The aim is to define the immunogenicity of the candidate vaccine in humans. Its evaluation should be consistent with the hypothetical immunological mechanisms by which the vaccine is assumed to confer protection against TB infection and/ or disease. Relevant immunological parameters should be defined accordingly and suitable assays developed and validated as the clinical plan progresses. In addition, the thorough analysis of the immunogenicity of a vaccine candidate is an important opportunity for the identification of correlates of protection in TB.
Immunological assays to characterise the immunogenicity profile of the candidate vaccine should be developed, optimised for clinical use, and qualified prior to FIH studies.
Immunogenicity data of the Phase 1 and other Phase 1b studies will be analysed to characterise immunogenicity using primary and exploratory endpoints. The elicited immune responses must provide evidence that the candidate induces vaccine antigen(s)-specific immune responses and an evaluation must be made of whether these responses are sufficient to progress development of the candidate vaccine. In addition to safety, immunogenicity will guide the selection of the dose(s) to be further evaluated in Phase 2a study(ies).
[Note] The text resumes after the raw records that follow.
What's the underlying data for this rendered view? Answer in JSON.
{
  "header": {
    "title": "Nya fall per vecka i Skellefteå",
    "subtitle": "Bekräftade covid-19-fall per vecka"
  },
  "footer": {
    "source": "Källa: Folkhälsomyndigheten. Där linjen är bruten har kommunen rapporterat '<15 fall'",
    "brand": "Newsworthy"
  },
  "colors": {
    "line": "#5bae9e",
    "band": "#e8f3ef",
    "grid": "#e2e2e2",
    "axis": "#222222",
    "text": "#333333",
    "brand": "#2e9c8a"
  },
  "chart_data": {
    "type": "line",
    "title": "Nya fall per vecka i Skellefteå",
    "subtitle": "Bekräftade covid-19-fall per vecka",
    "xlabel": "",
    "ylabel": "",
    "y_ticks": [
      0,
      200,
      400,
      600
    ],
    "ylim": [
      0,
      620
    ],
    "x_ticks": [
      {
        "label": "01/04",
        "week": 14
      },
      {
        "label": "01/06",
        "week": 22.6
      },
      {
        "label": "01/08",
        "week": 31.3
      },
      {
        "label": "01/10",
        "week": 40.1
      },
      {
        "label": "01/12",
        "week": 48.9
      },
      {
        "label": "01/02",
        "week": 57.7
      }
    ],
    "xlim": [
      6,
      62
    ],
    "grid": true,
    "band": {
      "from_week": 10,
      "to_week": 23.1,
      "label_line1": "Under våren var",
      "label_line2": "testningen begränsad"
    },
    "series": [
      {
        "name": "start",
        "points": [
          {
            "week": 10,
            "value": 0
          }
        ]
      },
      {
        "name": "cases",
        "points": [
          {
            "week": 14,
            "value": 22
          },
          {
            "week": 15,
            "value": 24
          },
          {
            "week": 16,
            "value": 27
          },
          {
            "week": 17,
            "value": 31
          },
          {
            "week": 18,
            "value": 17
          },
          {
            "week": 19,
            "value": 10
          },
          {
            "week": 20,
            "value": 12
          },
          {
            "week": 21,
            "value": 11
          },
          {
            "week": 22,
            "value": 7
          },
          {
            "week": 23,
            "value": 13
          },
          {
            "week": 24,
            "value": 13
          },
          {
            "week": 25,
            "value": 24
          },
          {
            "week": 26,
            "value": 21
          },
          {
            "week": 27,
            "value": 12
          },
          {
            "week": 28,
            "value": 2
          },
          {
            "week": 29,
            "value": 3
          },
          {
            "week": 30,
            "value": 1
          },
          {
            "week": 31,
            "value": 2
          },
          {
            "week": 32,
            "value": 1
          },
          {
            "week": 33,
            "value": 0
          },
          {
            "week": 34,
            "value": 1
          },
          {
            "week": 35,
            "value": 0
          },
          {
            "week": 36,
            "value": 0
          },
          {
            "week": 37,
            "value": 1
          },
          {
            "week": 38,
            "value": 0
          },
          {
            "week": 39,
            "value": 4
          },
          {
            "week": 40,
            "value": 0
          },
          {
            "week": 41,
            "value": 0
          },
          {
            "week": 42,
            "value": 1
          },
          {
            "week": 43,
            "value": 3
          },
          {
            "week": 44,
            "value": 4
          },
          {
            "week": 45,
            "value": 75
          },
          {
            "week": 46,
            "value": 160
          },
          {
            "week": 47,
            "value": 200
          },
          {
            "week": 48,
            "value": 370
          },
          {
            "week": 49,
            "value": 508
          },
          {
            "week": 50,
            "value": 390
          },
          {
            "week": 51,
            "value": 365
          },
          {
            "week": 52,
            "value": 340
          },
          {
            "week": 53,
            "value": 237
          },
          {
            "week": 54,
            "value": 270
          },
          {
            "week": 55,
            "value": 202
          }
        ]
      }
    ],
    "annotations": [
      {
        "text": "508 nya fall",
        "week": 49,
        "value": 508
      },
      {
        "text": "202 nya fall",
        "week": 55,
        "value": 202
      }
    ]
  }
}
Wherever possible a biomarker plan must be prepared prior to embarking on clinical efficacy studies: plans should be made for samples to be collected and bio-banked for future correlates analyses – these samples will be vital for the potential discovery of correlates of risk and/ or protection.
Safe and well-tolerated dose(s) providing the most robust immune response, after evaluation of the dose response pattern, should be selected from the doses evaluated in Phase 2a and in pre-proof of concept study eg POI for further study in Phase 2b. Immunogenicity data from earlier studies should be evaluated to determine if additional assays should be considered for evaluation of immune response in Phase 2a.
Immunological assays should be validated prior to the Phase 2b study.
Biomarker studies should be designed prior to the onset of Phase 2b clinical efficacy studies.
If the candidate vaccine is likely to be administered at or around the time of other vaccines, non-interference studies should be planned.
Neonate/ infant vaccine: Biomarker studies should be designed prior to the onset of Phase 2b clinical efficacy studies taking into consideration the limited volume of blood sample that can be drawn from infants. If the candidate vaccine is likely to be administered concomitantly with other vaccines recommended at birth (eg hepatitis B vaccine) or at later infant immunisation visits (e.g. EPI infants vaccines), non-interference studies should be planned.
Immunogenicity data from Phase 2b should be evaluated and be consistent with that observed in earlier studies and support continued development of the candidate vaccine. Biomarker samples collected during the Phase 2b study should be analysed for potential correlates of protection and/ or risk. These data, if available in time, should inform the development of the Phase 3 programme. A plan should be made for collection of further biospecimens for evaluation or discovery of biomarkers in Phase 3. Non-interference studies with concomitantly administered vaccines, if needed, should have been conducted during Phase 2b and no clinical or immunological interference demonstrated.
During the Phase 3 trial bio specimens have been collected. The investigational plan to identify a CoP should be developed based on the analysis of Phase 3 immunogenicity and efficacy data.
Biomarkers assays are performed on samples collected during the Phase 3 study. Biomarkers are measured and analysed to detect potential correlates of risk and/ or protection.